To get the total number of triangles, we sum up the sequence of number of triangles in each layer using the formula Sn = n/2 (2a + (n - 1) d). Therefore, Sn = n/2 (2(6) + (n - 1) 12) = 6n^2

Then set 6n^2 equal to the options that are given. If n is an integer, that is the answer. 6n^2 = 600 n^2 = 100 n = 10

6(n)^2 = number of triangles in reg hexagon; 1=6, 2=24,3=54 etc... 10=600

6,24,54,96,150,216,294,384,486,600...

If you take a look at the example you will notice that the number of triangles needed to make a regular hexagon of any size is 6 x n, where n is a square number. As shown in the example, 6 x 1 = 6, 6 x 4 = 24 and 6 x 9 = 54 (1, 4 and 9 are square numbers).
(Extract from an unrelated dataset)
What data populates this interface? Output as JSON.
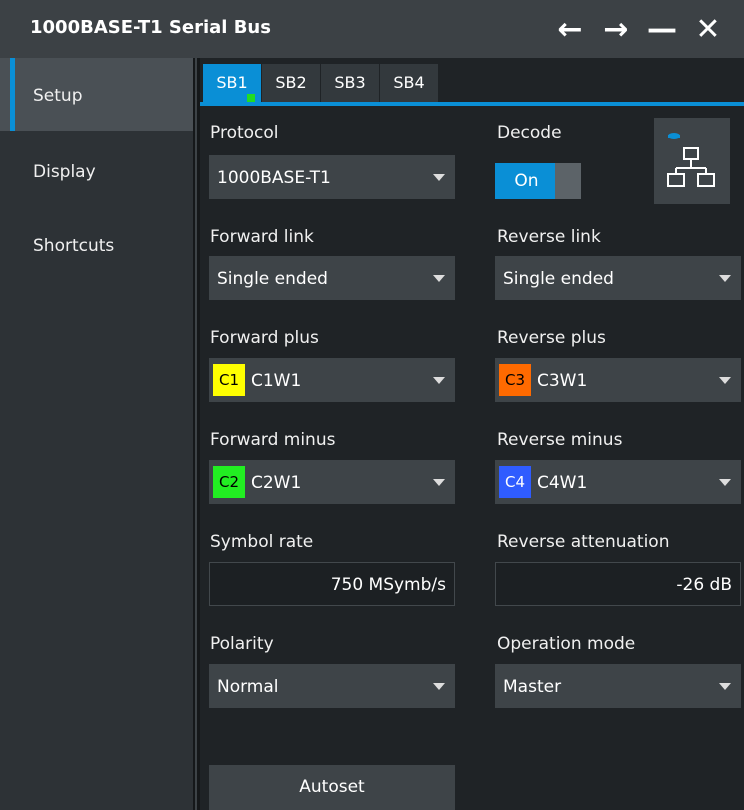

The only option where 6 is multiplied by a square number is 600, which is 6 x 100.

Just get the numbers from 1 to 10 squared and multiple them by the base 6.

The pattern is 6 × n squared To check the numbers you divide them by six and look if the square root results in an integer.

The amount of tiles is 6 times a triangular number, i.e. a number of the form $1+3+5+ ... +(2n-1)=n^2$ . Only 600 has this property: $600=6*10^2$

Sum of triangles is = 6 (1) + 6 (3) + 6 (5) ...........+ 6 (1+2(n-1))

So it is concluded that the sum of the triangles divided by 6 must be the sum of the following arithmetic sequence: 1,3,5,.......(2n-1)

Which is equivalent to (n/2)(2a+(n-1)d) where d=2 and a=1, so the sum is n^2 , in other words it must be a square number.

The only square number in the above options is 600/6=100

Every time the outer layer will consist of the number of triangles= 6 odd. So for first its 6 1, for second total triangles will be 6+6x3=24, for third it will be 24+6x5=54 and so on we can write the function as f(n)=f(n-1) + 6x(2xn-1) where f(0) =0.